Et un riche débat ensuite …
- Pour oser parler d’affectivité, de relation, de sexualité ;
- Pour sensibiliser chacun : parents, professionnels, personnes handicapées, public tout venant ;
- Pour essayer de faire face aux préoccupations et difficultés quotidiennes ;
- Pour reconnaître les ressources propres à chacun, et celles, en premier lieu, des personnes en situation de handicap ;
- Pour prendre conscience des freins, des peurs, des résistances.
« Aimer, être aimé », « Désirer, être désiré », revendiquer son autonomie, prendre son envol sont des questions qui concernent tout le monde, y compris les personnes porteuses d’une déficience intellectuelle ; même si, parfois, le handicap complique les choses (les besoins et élans peuvent s’expriment avec des codes différents ; la pudeur peut s’absenter car l’intimité n’est que partiellement élaborée ; …). Trouver l’équilibre entre faire confiance et protéger est parfois compliqué !
En effet, l’amour s’apprend … qu’on soit un homme, une femme, un enfant, une personne âgée, une personne handicapée … : se connaître, connaître son corps, reconnaître et vivre des émotions, apprendre l’intimité, la pudeur, le respect, …
En conclusion, soutenir l’accès aux champs d’expression de la sexualité, dans sa globalité (plan affectif, relationnel et sexuel) est une responsabilité partagée :
Nous sommes tous concernés : personnes en situation de handicap, parents et professionnels. Ensemble !
Quelques réactions dans le public …
- « Si deux personnes normales peuvent s’aimer alors deux personnes avec un handicap peuvent s’aimer aussi », nous fait remarquer une jeune spectatrice.
- « Martin, dans le film, était tout nu, il a enlevé son pantalon mais après on n’a pas vu » souligne un spectateur. à « C’est normal, cela appartient à son intimité, avec Gabrielle » explique Anne Dasnoy.
- « Le film était très beau, je vis avec ma copine dans un appartement supervisé et je suis très heureux, merci beaucoup à mes éducateurs ».
- « J’ai 47 ans, je travaille dans une crèche avec des enfants, ça me fait grandir à l’intérieur. Mes parents m’ont opérée. J’ai rêvé d’être maman donc c’est comme si c’étaient mes propres enfants. »
- « Je travaille depuis 30 ans. Avant, on considérait les personnes handicapées comme des personnes sans sexe. On s’est battu et tout doucement nous arrivons à dire que les personnes handicapées sont des personnes à part entière et qu’elles ont le droit d’exprimer leurs sentiments, de vivre leur sexualité.
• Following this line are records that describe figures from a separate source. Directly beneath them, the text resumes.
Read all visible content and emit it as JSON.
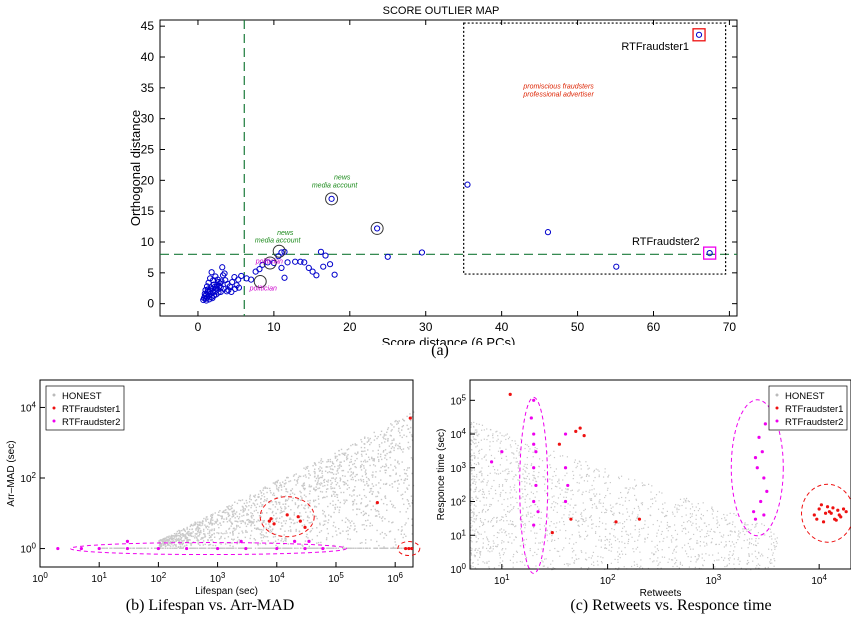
{
  "figure": {
    "caption_a": "(a)",
    "caption_b": "(b) Lifespan vs. Arr-MAD",
    "caption_c": "(c) Retweets vs. Responce time"
  },
  "colors": {
    "honest_blue": "#0000cc",
    "gray_cloud": "#c8c8c8",
    "fraud1_red": "#ee1111",
    "fraud2_magenta": "#ee00ee",
    "threshold_green": "#1a7a3a",
    "annot_red": "#dd2200",
    "annot_green": "#1a8a1a",
    "annot_magenta": "#cc00cc"
  },
  "chart_data": [
    {
      "id": "a",
      "type": "scatter",
      "title": "SCORE OUTLIER MAP",
      "xlabel": "Score distance (6 PCs)",
      "ylabel": "Orthogonal distance",
      "xlim": [
        -5,
        71
      ],
      "ylim": [
        -2,
        46
      ],
      "xticks": [
        0,
        10,
        20,
        30,
        40,
        50,
        60,
        70
      ],
      "yticks": [
        0,
        5,
        10,
        15,
        20,
        25,
        30,
        35,
        40,
        45
      ],
      "grid": false,
      "cutoff_x": 6.1,
      "cutoff_y": 8.0,
      "outlier_box": {
        "x": [
          35,
          69.5
        ],
        "y": [
          4.8,
          45.5
        ]
      },
      "points": [
        [
          0.7,
          0.6
        ],
        [
          0.8,
          0.9
        ],
        [
          0.9,
          1.2
        ],
        [
          1.0,
          0.8
        ],
        [
          1.1,
          1.5
        ],
        [
          1.2,
          1.0
        ],
        [
          1.3,
          1.9
        ],
        [
          1.4,
          1.3
        ],
        [
          1.5,
          0.7
        ],
        [
          1.6,
          2.1
        ],
        [
          1.7,
          1.6
        ],
        [
          1.8,
          1.1
        ],
        [
          1.9,
          2.4
        ],
        [
          2.0,
          1.8
        ],
        [
          2.1,
          1.3
        ],
        [
          2.2,
          2.7
        ],
        [
          2.3,
          2.0
        ],
        [
          2.4,
          1.5
        ],
        [
          2.5,
          3.0
        ],
        [
          2.6,
          2.3
        ],
        [
          2.7,
          1.8
        ],
        [
          2.8,
          2.8
        ],
        [
          2.9,
          3.3
        ],
        [
          3.0,
          2.6
        ],
        [
          3.1,
          3.6
        ],
        [
          1.0,
          2.2
        ],
        [
          1.2,
          2.8
        ],
        [
          1.4,
          3.4
        ],
        [
          1.6,
          4.1
        ],
        [
          1.8,
          5.1
        ],
        [
          2.0,
          3.8
        ],
        [
          2.3,
          4.4
        ],
        [
          2.6,
          3.9
        ],
        [
          3.3,
          4.6
        ],
        [
          3.6,
          3.8
        ],
        [
          3.9,
          3.2
        ],
        [
          4.2,
          2.8
        ],
        [
          4.5,
          3.5
        ],
        [
          4.8,
          4.3
        ],
        [
          5.1,
          3.0
        ],
        [
          5.4,
          2.6
        ],
        [
          5.7,
          4.5
        ],
        [
          3.2,
          5.9
        ],
        [
          3.5,
          4.9
        ],
        [
          4.0,
          2.2
        ],
        [
          4.4,
          1.9
        ],
        [
          4.9,
          2.4
        ],
        [
          5.3,
          3.9
        ],
        [
          0.9,
          1.6
        ],
        [
          1.1,
          0.5
        ],
        [
          1.3,
          2.3
        ],
        [
          1.5,
          1.9
        ],
        [
          1.7,
          2.6
        ],
        [
          1.9,
          0.9
        ],
        [
          2.1,
          3.1
        ],
        [
          2.4,
          2.5
        ],
        [
          2.7,
          3.5
        ],
        [
          3.0,
          1.9
        ],
        [
          3.4,
          2.4
        ],
        [
          3.8,
          2.0
        ],
        [
          6.4,
          4.1
        ],
        [
          7.0,
          3.9
        ],
        [
          7.6,
          5.2
        ],
        [
          8.1,
          5.6
        ],
        [
          8.5,
          6.3
        ],
        [
          9.2,
          6.7
        ],
        [
          10.0,
          6.6
        ],
        [
          10.6,
          7.7
        ],
        [
          11.0,
          8.3
        ],
        [
          11.4,
          8.4
        ],
        [
          11.0,
          5.8
        ],
        [
          11.4,
          4.2
        ],
        [
          11.8,
          6.7
        ],
        [
          12.8,
          6.8
        ],
        [
          13.5,
          6.8
        ],
        [
          14.0,
          6.7
        ],
        [
          14.6,
          5.8
        ],
        [
          15.1,
          5.2
        ],
        [
          15.6,
          4.6
        ],
        [
          16.2,
          8.4
        ],
        [
          16.5,
          6.0
        ],
        [
          16.8,
          7.8
        ],
        [
          17.4,
          6.4
        ],
        [
          17.6,
          17.0
        ],
        [
          18.0,
          4.7
        ],
        [
          23.6,
          12.2
        ],
        [
          25.0,
          7.6
        ],
        [
          29.5,
          8.3
        ],
        [
          35.5,
          19.3
        ],
        [
          46.1,
          11.6
        ],
        [
          55.1,
          6.0
        ],
        [
          66.0,
          43.6
        ],
        [
          67.4,
          8.2
        ]
      ],
      "circled_points": [
        [
          8.2,
          3.6
        ],
        [
          10.7,
          8.5
        ],
        [
          17.6,
          17.0
        ],
        [
          23.6,
          12.2
        ],
        [
          9.5,
          6.6
        ]
      ],
      "fraudster_labels": [
        {
          "name": "RTFraudster1",
          "x": 66.0,
          "y": 43.6,
          "color": "red"
        },
        {
          "name": "RTFraudster2",
          "x": 67.4,
          "y": 8.2,
          "color": "magenta"
        }
      ],
      "annotations": [
        {
          "text": "promiscious fraudsters",
          "x": 47.5,
          "y": 34.9,
          "color": "red"
        },
        {
          "text": "professional advertiser",
          "x": 47.5,
          "y": 33.6,
          "color": "red"
        },
        {
          "text": "news",
          "x": 19.0,
          "y": 20.1,
          "color": "green"
        },
        {
          "text": "media account",
          "x": 18.0,
          "y": 18.8,
          "color": "green"
        },
        {
          "text": "news",
          "x": 11.5,
          "y": 11.1,
          "color": "green"
        },
        {
          "text": "media account",
          "x": 10.5,
          "y": 9.9,
          "color": "green"
        },
        {
          "text": "politician",
          "x": 9.4,
          "y": 6.5,
          "color": "magenta"
        },
        {
          "text": "politician",
          "x": 8.6,
          "y": 2.1,
          "color": "magenta"
        }
      ]
    },
    {
      "id": "b",
      "type": "scatter",
      "xlabel": "Lifespan (sec)",
      "ylabel": "Arr–MAD (sec)",
      "xscale": "log",
      "yscale": "log",
      "xlim": [
        1,
        2000000
      ],
      "ylim": [
        0.3,
        60000
      ],
      "xticks": [
        1,
        10,
        100,
        1000,
        10000,
        100000,
        1000000
      ],
      "xticklabels": [
        "10^0",
        "10^1",
        "10^2",
        "10^3",
        "10^4",
        "10^5",
        "10^6"
      ],
      "yticks": [
        1,
        100,
        10000
      ],
      "yticklabels": [
        "10^0",
        "10^2",
        "10^4"
      ],
      "legend": {
        "placement": "top-left",
        "entries": [
          "HONEST",
          "RTFraudster1",
          "RTFraudster2"
        ]
      },
      "series": [
        {
          "name": "RTFraudster1",
          "color": "red",
          "points": [
            [
              7500,
              6
            ],
            [
              8000,
              7
            ],
            [
              9000,
              5
            ],
            [
              15000,
              9
            ],
            [
              23000,
              8
            ],
            [
              25000,
              6
            ],
            [
              30000,
              4
            ],
            [
              500000,
              20
            ],
            [
              1500000,
              1
            ],
            [
              1700000,
              1
            ],
            [
              1900000,
              1
            ],
            [
              1800000,
              5000
            ]
          ]
        },
        {
          "name": "RTFraudster2",
          "color": "magenta",
          "points": [
            [
              2,
              1
            ],
            [
              5,
              1
            ],
            [
              10,
              1
            ],
            [
              30,
              1
            ],
            [
              100,
              1
            ],
            [
              300,
              1
            ],
            [
              1000,
              1
            ],
            [
              3000,
              1
            ],
            [
              10000,
              1
            ],
            [
              30000,
              1
            ],
            [
              60000,
              1
            ],
            [
              30,
              1.6
            ],
            [
              2500,
              1.6
            ],
            [
              20000,
              1.6
            ],
            [
              35000,
              1.6
            ]
          ]
        }
      ],
      "clusters": [
        {
          "label": "",
          "center": [
            700,
            1
          ],
          "half_width_decades": 2,
          "color": "magenta"
        },
        {
          "label": "",
          "center": [
            15000,
            8
          ],
          "half_width_decades": 0.6,
          "color": "red"
        },
        {
          "label": "",
          "center": [
            1700000,
            1
          ],
          "half_width_decades": 0.2,
          "color": "red"
        }
      ]
    },
    {
      "id": "c",
      "type": "scatter",
      "xlabel": "Retweets",
      "ylabel": "Responce time (sec)",
      "xscale": "log",
      "yscale": "log",
      "xlim": [
        5,
        20000
      ],
      "ylim": [
        1,
        400000
      ],
      "xticks": [
        10,
        100,
        1000,
        10000
      ],
      "xticklabels": [
        "10^1",
        "10^2",
        "10^3",
        "10^4"
      ],
      "yticks": [
        1,
        10,
        100,
        1000,
        10000,
        100000
      ],
      "yticklabels": [
        "10^0",
        "10^1",
        "10^2",
        "10^3",
        "10^4",
        "10^5"
      ],
      "legend": {
        "placement": "top-right",
        "entries": [
          "HONEST",
          "RTFraudster1",
          "RTFraudster2"
        ]
      },
      "series": [
        {
          "name": "RTFraudster1",
          "color": "red",
          "points": [
            [
              9000,
              40
            ],
            [
              10000,
              60
            ],
            [
              11000,
              25
            ],
            [
              12000,
              70
            ],
            [
              13000,
              45
            ],
            [
              14000,
              30
            ],
            [
              15000,
              55
            ],
            [
              16000,
              35
            ],
            [
              9500,
              30
            ],
            [
              12500,
              50
            ],
            [
              13500,
              65
            ],
            [
              15500,
              40
            ],
            [
              17000,
              60
            ],
            [
              10500,
              80
            ],
            [
              14500,
              28
            ],
            [
              11500,
              45
            ],
            [
              18000,
              50
            ],
            [
              200,
              30
            ],
            [
              120,
              25
            ],
            [
              50,
              12000
            ],
            [
              55,
              15000
            ],
            [
              60,
              9000
            ],
            [
              35,
              5000
            ],
            [
              45,
              30
            ],
            [
              30,
              12
            ],
            [
              12,
              150000
            ]
          ]
        },
        {
          "name": "RTFraudster2",
          "color": "magenta",
          "points": [
            [
              20,
              20
            ],
            [
              20,
              100
            ],
            [
              20,
              1000
            ],
            [
              20,
              10000
            ],
            [
              20,
              100000
            ],
            [
              21,
              300
            ],
            [
              21,
              3000
            ],
            [
              19,
              30000
            ],
            [
              22,
              50
            ],
            [
              20,
              5000
            ],
            [
              40,
              100
            ],
            [
              40,
              1000
            ],
            [
              40,
              10000
            ],
            [
              42,
              300
            ],
            [
              2500,
              30
            ],
            [
              2800,
              100
            ],
            [
              3000,
              500
            ],
            [
              2600,
              1000
            ],
            [
              2900,
              3000
            ],
            [
              2700,
              8000
            ],
            [
              3100,
              20000
            ],
            [
              2400,
              50
            ],
            [
              3200,
              200
            ],
            [
              2500,
              2000
            ],
            [
              3000,
              40
            ],
            [
              10,
              3000
            ],
            [
              8,
              1500
            ]
          ]
        }
      ],
      "clusters": [
        {
          "label": "",
          "center": [
            20,
            300
          ],
          "color": "magenta"
        },
        {
          "label": "",
          "center": [
            2600,
            1000
          ],
          "color": "magenta"
        },
        {
          "label": "",
          "center": [
            12000,
            45
          ],
          "color": "red"
        }
      ]
    }
  ]
}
Ce combat n’est pas encore gagné mais nous avançons », nous partage une éducatrice venant d’une autre institution.
- « Ça m’a plu le film, mais je trouve que les parents auraient dû laisser faire les choses : ils ne se seraient pas cachés », propose une personne convaincue.
Merci …
Les animateurs du projet VARS tiennent à remercier l’animatrice et formatrice Anne Dasnoy, le ciné Versailles de Stavelot, les associations qui ont activement participé au ciné-débat, « Le Relais » de Malmédy, « Le Chèvrefeuille » de Spa, « Institut ACIS Clairval » de Barvaux, « Andage » de Bastogne ainsi que toutes les personnes qui ont soutenu et rendu ce projet possible.
Le film, le débat, la présence et l’intérêt que nous portons aux différents événements organisés en rapport avec la vie affective, relationnelle et sexuelle, font de nous des témoins soucieux de faire avancer les choses.
L’équipe « VARS » des Hautes –Ardennes.